Projecto de vida: Construir uma jangada. Descer um rio calmoso interminável. Alimentar-me das margens: figos de piteira, bagas, codornizes assadas no espeto ou sobre pedras quentes. Ser sempre Primavera - possuir apenas uns calções ligeiros, uma faca. Ser senhor de mim ou nem sequer. Ter o rio por espelho e desabituar-me disso. Esquecer os conluios do carvão e do aço. Assobiar melodias sem história. Foder com a água; depois, orar às estrelas. Saber que é na finitude da vida que reside a sua eternidade. Saber distinguir os sabores de oitenta águas. Saber embebedar-me com ares cegos e brisas e conversar com uma índia ou um cão incorpóreos.
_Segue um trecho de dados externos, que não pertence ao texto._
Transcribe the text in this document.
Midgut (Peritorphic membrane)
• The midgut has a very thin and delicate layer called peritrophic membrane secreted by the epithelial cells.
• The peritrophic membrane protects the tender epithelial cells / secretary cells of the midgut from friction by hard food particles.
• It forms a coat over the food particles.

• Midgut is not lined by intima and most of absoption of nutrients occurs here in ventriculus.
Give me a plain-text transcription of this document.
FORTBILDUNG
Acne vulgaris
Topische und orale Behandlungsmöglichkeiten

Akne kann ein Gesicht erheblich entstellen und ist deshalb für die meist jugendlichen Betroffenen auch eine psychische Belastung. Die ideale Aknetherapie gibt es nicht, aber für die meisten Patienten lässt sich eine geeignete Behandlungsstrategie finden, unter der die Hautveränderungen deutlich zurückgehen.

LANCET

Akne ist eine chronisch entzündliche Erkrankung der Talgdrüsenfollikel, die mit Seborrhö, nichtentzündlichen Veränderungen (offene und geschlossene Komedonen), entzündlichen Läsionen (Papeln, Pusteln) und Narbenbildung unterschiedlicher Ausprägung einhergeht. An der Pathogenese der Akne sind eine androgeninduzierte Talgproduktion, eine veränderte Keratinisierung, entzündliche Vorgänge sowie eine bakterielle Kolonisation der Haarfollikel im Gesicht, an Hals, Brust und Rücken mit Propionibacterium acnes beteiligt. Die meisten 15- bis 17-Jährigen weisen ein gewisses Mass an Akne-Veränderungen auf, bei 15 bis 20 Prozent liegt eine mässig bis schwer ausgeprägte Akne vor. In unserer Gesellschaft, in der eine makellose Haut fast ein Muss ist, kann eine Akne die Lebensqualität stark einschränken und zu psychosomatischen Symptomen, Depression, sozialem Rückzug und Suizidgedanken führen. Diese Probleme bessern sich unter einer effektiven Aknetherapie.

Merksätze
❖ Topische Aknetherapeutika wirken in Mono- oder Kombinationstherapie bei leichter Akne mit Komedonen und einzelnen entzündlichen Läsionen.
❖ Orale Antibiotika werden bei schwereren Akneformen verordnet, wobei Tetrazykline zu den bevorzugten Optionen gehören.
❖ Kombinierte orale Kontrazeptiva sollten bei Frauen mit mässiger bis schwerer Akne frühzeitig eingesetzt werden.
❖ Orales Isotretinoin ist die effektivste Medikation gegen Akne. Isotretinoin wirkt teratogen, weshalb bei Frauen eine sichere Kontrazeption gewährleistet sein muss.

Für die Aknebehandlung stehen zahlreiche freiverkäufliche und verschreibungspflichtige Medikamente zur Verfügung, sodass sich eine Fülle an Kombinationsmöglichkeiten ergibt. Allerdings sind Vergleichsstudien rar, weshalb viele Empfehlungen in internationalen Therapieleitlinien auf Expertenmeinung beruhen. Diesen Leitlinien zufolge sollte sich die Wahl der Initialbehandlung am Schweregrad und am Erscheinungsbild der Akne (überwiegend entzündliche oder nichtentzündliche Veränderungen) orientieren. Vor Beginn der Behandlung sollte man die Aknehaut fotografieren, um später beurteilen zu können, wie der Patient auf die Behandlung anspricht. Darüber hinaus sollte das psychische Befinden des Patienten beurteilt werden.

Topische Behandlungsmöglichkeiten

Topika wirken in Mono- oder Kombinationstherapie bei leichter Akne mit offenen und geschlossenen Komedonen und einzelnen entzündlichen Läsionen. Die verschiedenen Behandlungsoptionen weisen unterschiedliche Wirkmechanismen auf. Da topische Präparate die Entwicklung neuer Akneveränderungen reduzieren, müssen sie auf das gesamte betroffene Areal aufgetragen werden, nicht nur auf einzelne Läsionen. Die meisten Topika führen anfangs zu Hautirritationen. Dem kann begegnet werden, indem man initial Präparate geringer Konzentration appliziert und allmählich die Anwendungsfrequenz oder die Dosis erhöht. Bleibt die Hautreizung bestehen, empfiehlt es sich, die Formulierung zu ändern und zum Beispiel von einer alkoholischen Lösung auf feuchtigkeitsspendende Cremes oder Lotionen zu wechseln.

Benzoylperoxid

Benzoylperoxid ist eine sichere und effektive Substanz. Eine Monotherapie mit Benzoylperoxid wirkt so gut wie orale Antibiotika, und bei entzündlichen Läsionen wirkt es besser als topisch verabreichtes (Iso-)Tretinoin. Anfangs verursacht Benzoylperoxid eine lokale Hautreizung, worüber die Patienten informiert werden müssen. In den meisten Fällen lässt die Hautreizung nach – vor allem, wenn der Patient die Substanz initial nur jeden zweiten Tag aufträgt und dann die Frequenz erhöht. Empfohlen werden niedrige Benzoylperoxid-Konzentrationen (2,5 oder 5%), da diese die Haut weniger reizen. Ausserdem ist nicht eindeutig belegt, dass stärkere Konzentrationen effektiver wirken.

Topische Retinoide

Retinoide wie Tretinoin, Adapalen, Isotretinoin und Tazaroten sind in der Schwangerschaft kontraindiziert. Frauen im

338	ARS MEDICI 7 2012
Morrer só, devagar, e decompor-me completamente entre chuvas e ramos de salgueiro.


(de Cotão, &etc, 2014)

29.7.14

LUÍS PEDROSO


NO PASA NADA

Não se passa nada,
como se cinco minutos depois do pequeno-almoço
tivesse entrado humidade para dentro da clepsidra
e eu saísse apavorado de uma biblioteca,
alegando silêncio em excesso

Desperdiço as minhas tardes na hemeroteca,
no arquivo fotográfico, à procura das minhas ruas,
dos becos e baldios abandonados,
pedregulhos sobre os auxiliares de memória,
e a partir de agora estar vivo é um estrangeirismo

Não se passa nada,
e o poema é um fragmento, um avolumar de palavras.
Penso na dignidade de não ter nada
e saio à rua limpo, radiante de ignorância


(de Romance ou Falência, artefacto, 2014)

28.7.14



RUI CAEIRO



Percorra a gente os caminhos que percorrer, Travessa dos Remolares incluída, sempre em nosso desnorte alguma coisa procuramos - ainda quando aparentemente estamos a fugir de qualquer coisa, às vezes nem sabendo bem de quê, ou ainda quando fugimos daquilo que procuramos ou procuramos aquilo de que fugimos.
Após tão arrevesado parágrafo, regressemos ao que ora importa, isto é, que remédio, à Travessa dos Remolares ela mesma.
Quem por lá passa, e não sei porquê (ou não sei eu outra coisa) nunca são muitos os que por lá passam, procura o quê?, foge de quê?, encontra o quê?
Há para mim mais metafísica, isto é, mais fonte de perplexidade, nestas três perguntinhas - ainda que a resposta devida a cada uma delas não passe de de um atónito «nada!» - do que nos terríveis labirintos dos livros sagrados: toras, bíblias, corões...
Percorrer a Travessa dos Remolares inculca, quer pela pequenez da artéria, quer pelo que nela há de insuportável, sair de lá quanto antes. Que aquilo não é sítio para um peão se demorar. Sair, tão depressa quanto possível, para depois trazer a rua agarrada à sola dos sapatos, à laia de algo que se pisou sem querer.